Script to perform code injection in Android apps.
The code injection is performed on the assembly level of an app. Therefore an user needs first to de-assembly an app in order to get its .smali assembly files. For this task, I highly recommand to use smali/baksmali which are respectively an Android assembler/de-assembler natively present in the Santoku Linux distribution.
The basic purpose of this script is to add a trace to all the methods of a given Android app, to help to debug or reverse engineer it. However, the power of this script resides on its high customizable possibilities. Indeed a user can use smali-code-injector to inject its own custom code. Smali-code-injector deals with the register dependancies and properties to make the code injection easy and automatic.
To inject its custom code a user has to follow this procedure:
- Copy the smali method inside of the /files/MyCustomClass.smali file.

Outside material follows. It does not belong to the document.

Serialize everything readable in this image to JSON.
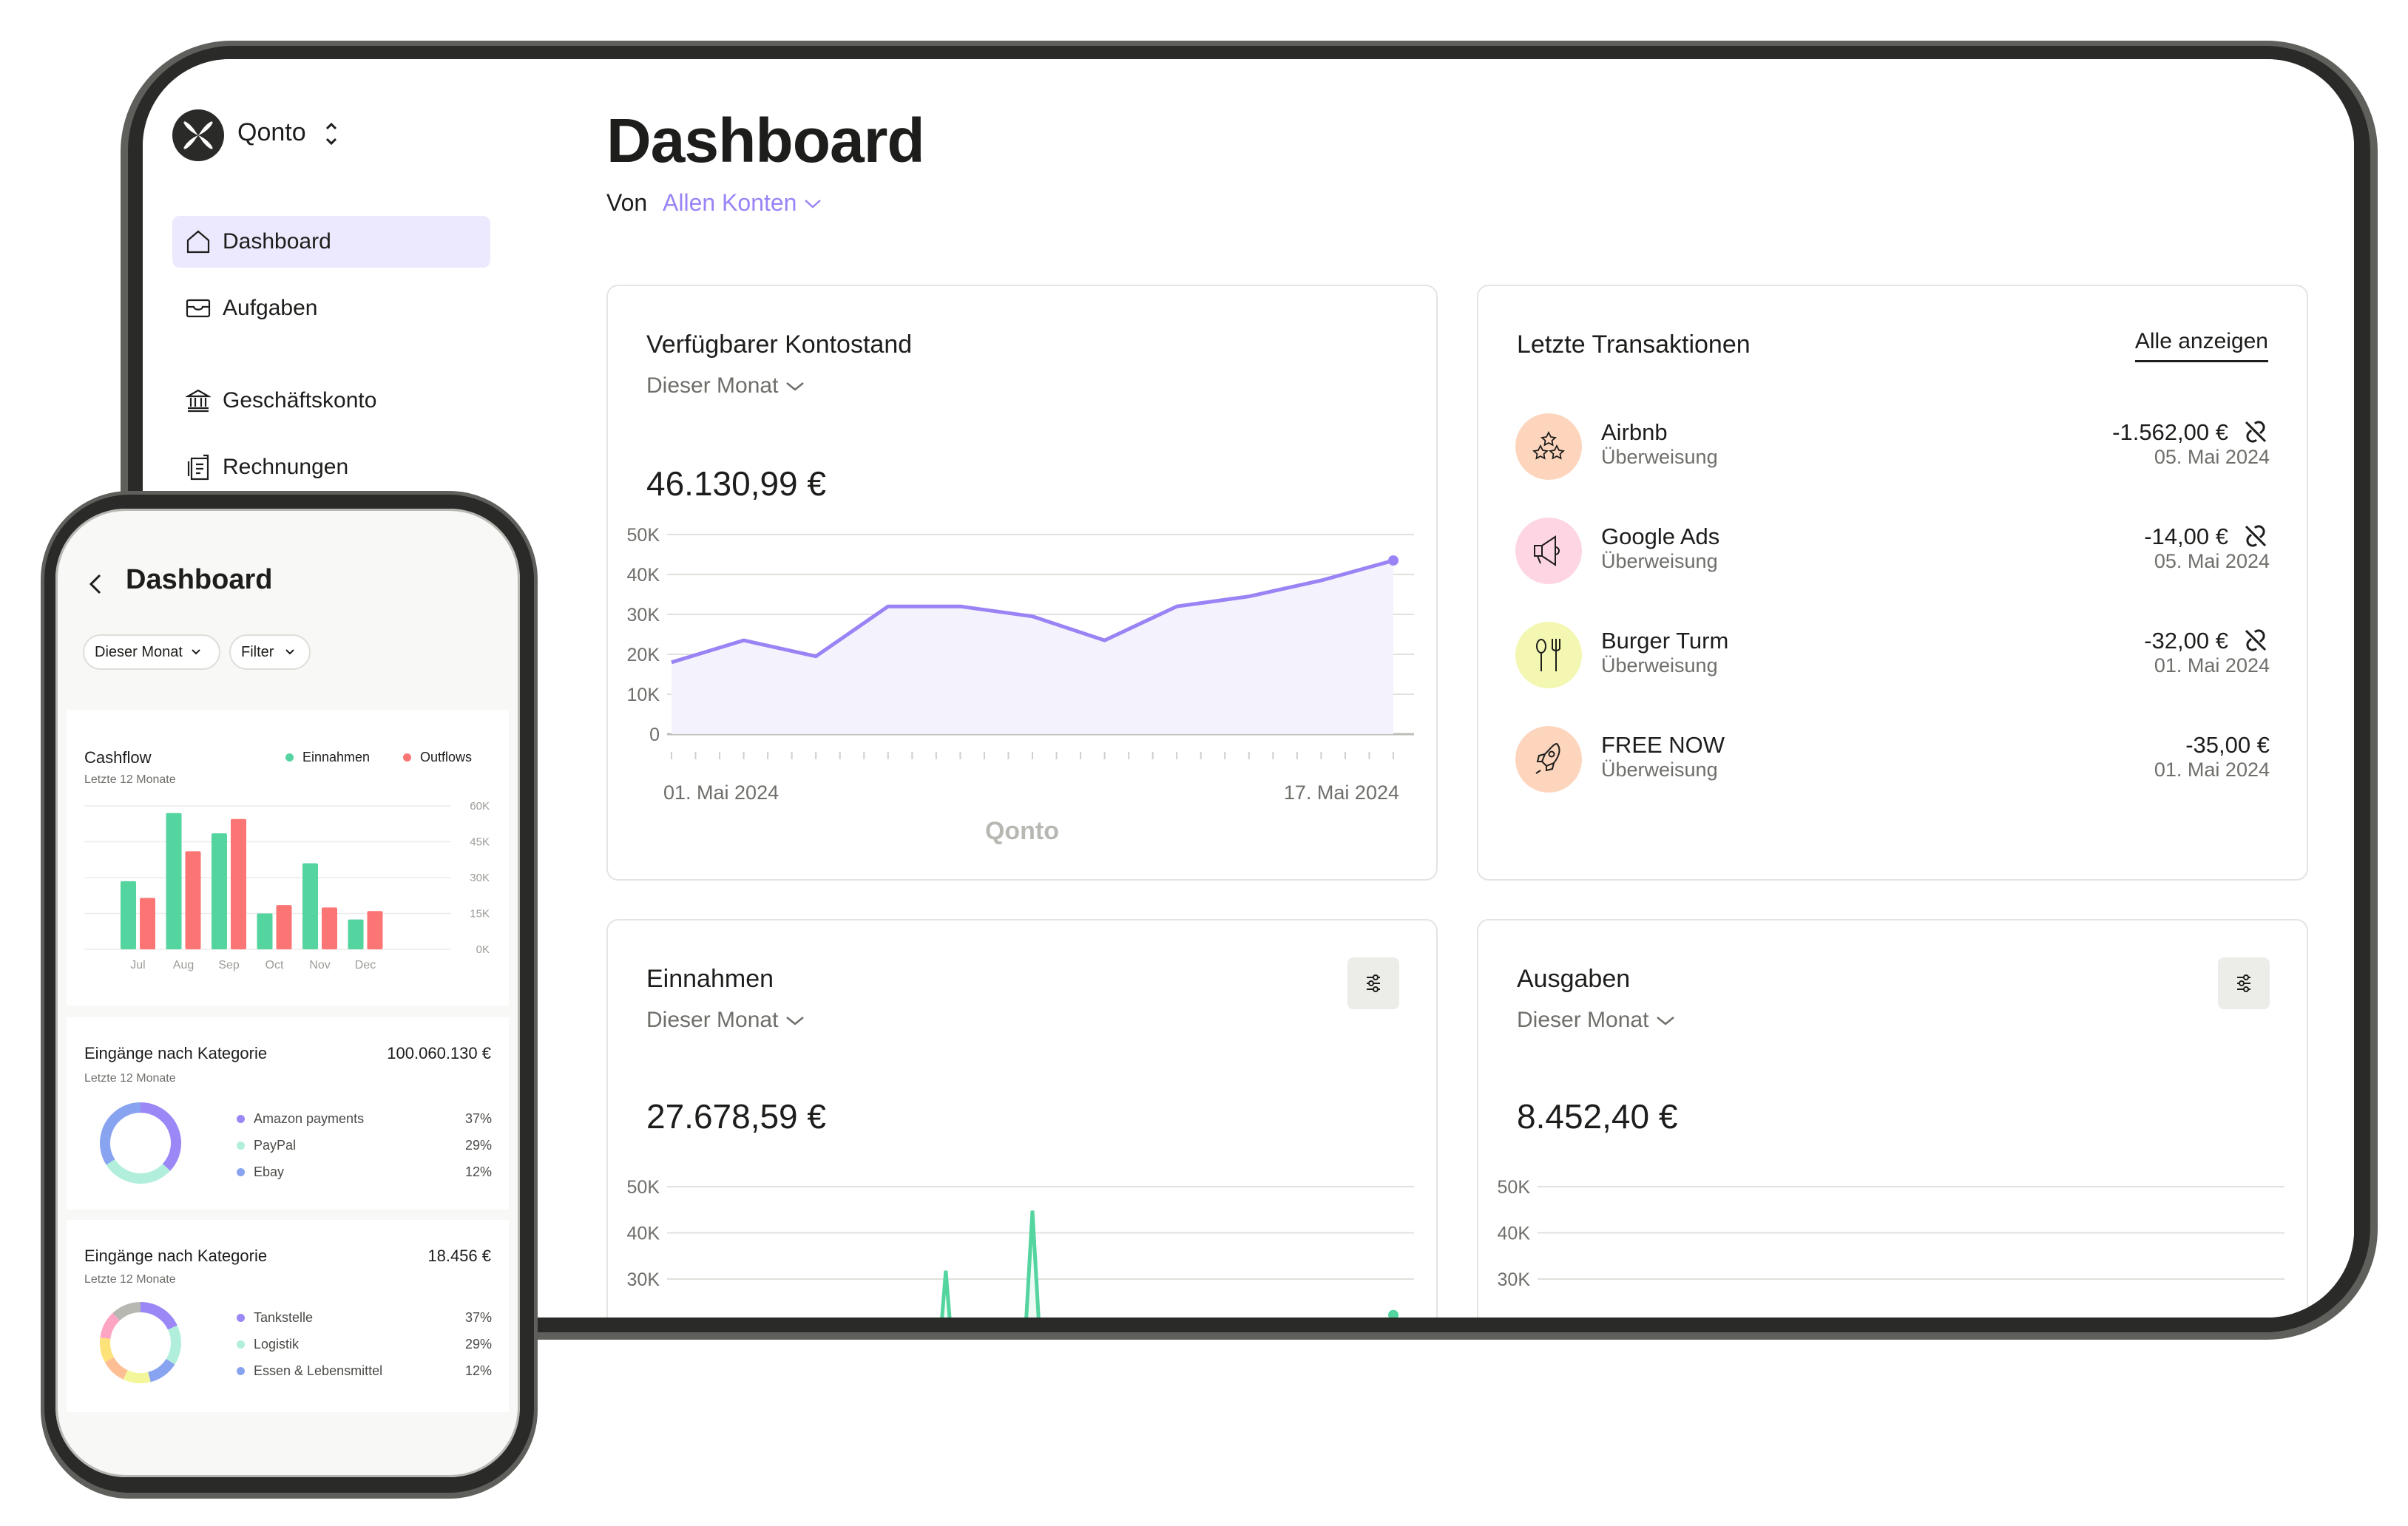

- Modify the inject_code methods parameters inside of the inject.py file.
Futur improvements:
- The possibility to inject the code to a specific method.
- A user basic interface to make the injection of custom code more friendly.
- Code optimization.
For all the details regarding reverse engineering of Android apps refers to this link:
http://www.n00blinuxhacker.com/android-pentesting-reverse-engineering-android-app.html
Running the script on smali files using the local registers directive. You need to install the progressbar package available here or you can just comment the lines using this library in the process file. You will loose the processing time indications:
http://code.google.com/p/python-progressbar/
To use a debugging tag (for the add_trace feature) and the folder from where all the smali files enclosed will be treated:
$ ./smali-code-injector -t tag -f root_folder
To use the default tag which is my_tag and the default root folder which is ./:
$ ./smali-code-injector
To display the help menu:
$ ./smali-code-injector -h
This script was developed in the context of my master thesis work in July 2015.